Threaded comments have been in Microsoft Word for a while and work great. For Excel, the new threaded comments debut in Office 365 Build 1810. It’s a far richer experience than the old comment system in most cases. When you insert a comment, it will capture your name as well as the date and time. Anyone who sees that comment will then know who left it and will have an opportunity to add a reply. The reply also will include that user’s name and the date and time it was made.

Note the purple comment indicator in the top-right corner of the cell. With this new system, comments have a purple indicator that looks like a rectangle with a small triangle cut out of the lower-right corner. It’s almost like they were trying to draw a thought bubble. The old legacy notes will continue to have a red triangle indicator.

Another great improvement with the threaded comments is how they can be displayed. You can choose to show the comments in a pop-up window next to the purple comment indicator. Alternatively, the Show Comments icon in the Review tab of the ribbon will open a Comments panel on the right side of the Excel window. This panel will display all conversations for all commented cells.

There’s added functionality for the threaded comments if your workbook is saved in OneDrive or SharePoint and multiple people are editing the workbook at the same time. As someone types a threaded comment, the purple comment indicator gets larger. This larger symbol tells other users that someone is currently editing the comment. Only one person can be editing the comment for a given cell at a time. In this scenario, the Comments panel will function sort of like a chat panel, where everyone can see everyone’s comments as they’re made.


In the past, a note or comment appeared as a small yellow rectangle that resembled a Post-it Note. A red triangle would appear in the corner of the cell to let you know there was a comment. If you hovered over the red triangle, the note would display.

If you’ve used comments in the default manner like this, you should be able to start using threaded comments without any problem.

Yet there are millions of people who went beyond the default notes. They would change the size or color of their notes. Some would embed pictures in the note, creating a pop-up picture when you hovered over the red indicator. Others would use the Show/Hide Notes or Show All Notes to create a guide for others using the workbook. Others changed the shape of a note into a rounded rectangle or a star.

At one point, the Excel team considered hiding all of this functionality.
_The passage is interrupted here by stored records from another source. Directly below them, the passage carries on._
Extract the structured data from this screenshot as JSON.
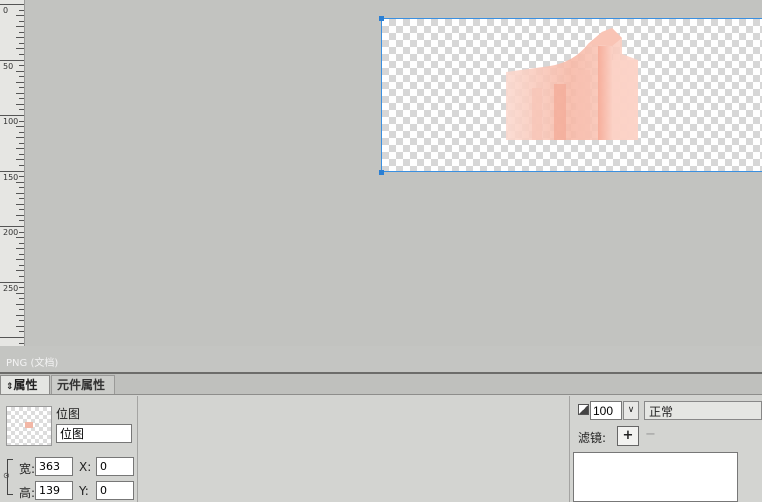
{
  "ruler": {
    "marks": [
      "0",
      "50",
      "100",
      "150",
      "200",
      "250"
    ]
  },
  "status_bar": {
    "document_label": "PNG (文档)"
  },
  "panel": {
    "tabs": [
      {
        "label": "属性",
        "icon": "chevron-updown-icon",
        "active": true
      },
      {
        "label": "元件属性",
        "active": false
      }
    ],
    "object": {
      "type_label": "位图",
      "name_value": "位图"
    },
    "size": {
      "width_label": "宽:",
      "width_value": "363",
      "height_label": "高:",
      "height_value": "139"
    },
    "position": {
      "x_label": "X:",
      "x_value": "0",
      "y_label": "Y:",
      "y_value": "0"
    },
    "appearance": {
      "opacity_value": "100",
      "blend_mode": "正常",
      "filters_label": "滤镜:",
      "add_filter_symbol": "+",
      "remove_filter_symbol": "−"
    }
  },
  "colors": {
    "selection_border": "#3a8fe0",
    "workspace_bg": "#c2c3c0",
    "panel_bg": "#d3d4d1",
    "bitmap_tint": "#f6b3a1"
  }
}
But thanks to outcry on, threaded comments and notes will live side by side on the Review tab of the ribbon.

The Comment tools on the Review tab of the Ribbon apply to the new threaded comments. Use the new Notes section of the Review tab to insert and maintain the old notes. For most people, they will simply start using the Comment icons because they look like the icons they’re used to. They will adapt to threaded notes, and everything will be fine. If you specifically want to keep using the Notes tools, however, be sure to use the icons in the new Notes group.


When you right-click a cell, the menu that appears will offer the correct editing options depending on whether the cell contains a comment or a note. If you right-click a cell with a comment, the pop-up menu will include an option to Reply to Comment. If you right-click a cell with a note, you will be offered an Edit Note option.

In the original release of threaded comments, editing a note would cause Excel to offer to convert all notes to the new threaded comments. This was a destructive option for those who went the extra steps to format the notes in a special way, as the nicely formatted notes would lose their formatting upon conversion. The change was permanent and affected all notes in the workbook. In many cases, the formatted notes were created by one person, and it seemed wrong to encourage people to destroy the work of others. Thanks to voters on, the Excel team changed the behavior so that the old notes and new comments can be edited side by side.


Comments debuted in 1997 and were originally called Notes. A bug in Excel 2000 changed the name to Comments. It’s good to see the old name come back after 18 years.